Although the measure was sponsored by the Maryland General Assembly's top two leaders, concerns raised by both sides of the political spectrum helped defeat the measure.
"I could hear murmurings from members of the Senate this might be a nice idea, but certainly not an outstanding one, not one whose time had come, that there wasn't an overwhelming compelling need for Maryland to participate," said Senate President Thomas V. Mike Miller Jr., D-Prince George's.
So now the gathering this fall will be a meeting of supporters devising ways to counter the opposition and lobby states to sign up.
"The fact of the matter is there are surveys that show the public has more respect, more trust, more confidence in state governments to effectively run programs," said Mr. Silvanik, the policy director of the Council of State Governments.
Dr. Tom Patterson, the Republican majority leader in the Arizona Senate, reflected that view when he said, "We feel in Arizona we're more qualified to determine what's best [for Arizona], from how cars should be inspected to who gets school lunches."
Wrestling for power
Meanwhile, governors and state legislatures across the country, will continue to try and wrest power from the federal government.

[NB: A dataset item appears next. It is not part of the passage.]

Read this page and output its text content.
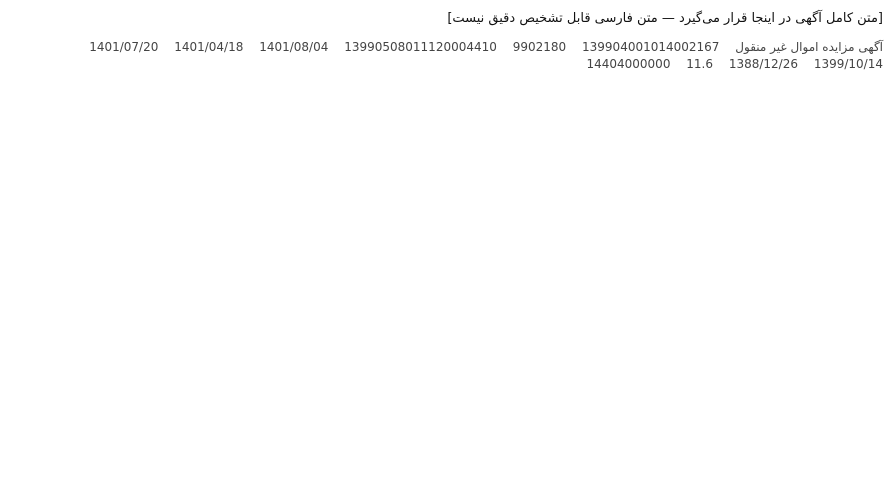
[متن کامل آگهی در اینجا قرار می‌گیرد — متن فارسی قابل تشخیص دقیق نیست]

آگهی مزایده اموال غیر منقول 139904001014002167 9902180 13990508011120004410 1401/08/04 1401/04/18 1401/07/20 1399/10/14 1388/12/26 11.6 14404000000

In Arizona, for example, Gov. Fife Symington has proposed Land Plan 2000, an attempt to gain state control of the management of federal lands. Environmentalists, as well as hunters and sportsmen in Arizona, are concerned about the proposal.
Charles J. Babbitt, an environmental lawyer in Phoenix whose brother is Secretary of the Interior Bruce Babbitt, charged that the governor's actions have nothing to do with states' rights.
"What he really wants to do is give free rein to the big corporate exploiters of the public domain," said Mr. Babbitt, past president of the Maricopa Audubon Society.
Mr. Babbitt contended that Arizona has "an abysmal record" of ** managing its own lands. He said the state is currently being sued by a public interest law group over grazing issues.
"You have state lands more overgrazed than [Bureau of Land Management] or federal lands," said Mr. Babbitt. "To think Symington is seriously considering that they can do a better job than the federal government over the last hundred years is simply laughable.
"It's not about better management. It's about no management."
But Nebraska's Governor Nelson says states should have first crack at managing their own houses. He offered this prescription for federal-state relations: "Trust the states to get the job done, to meet national standards, and verify that we've done it."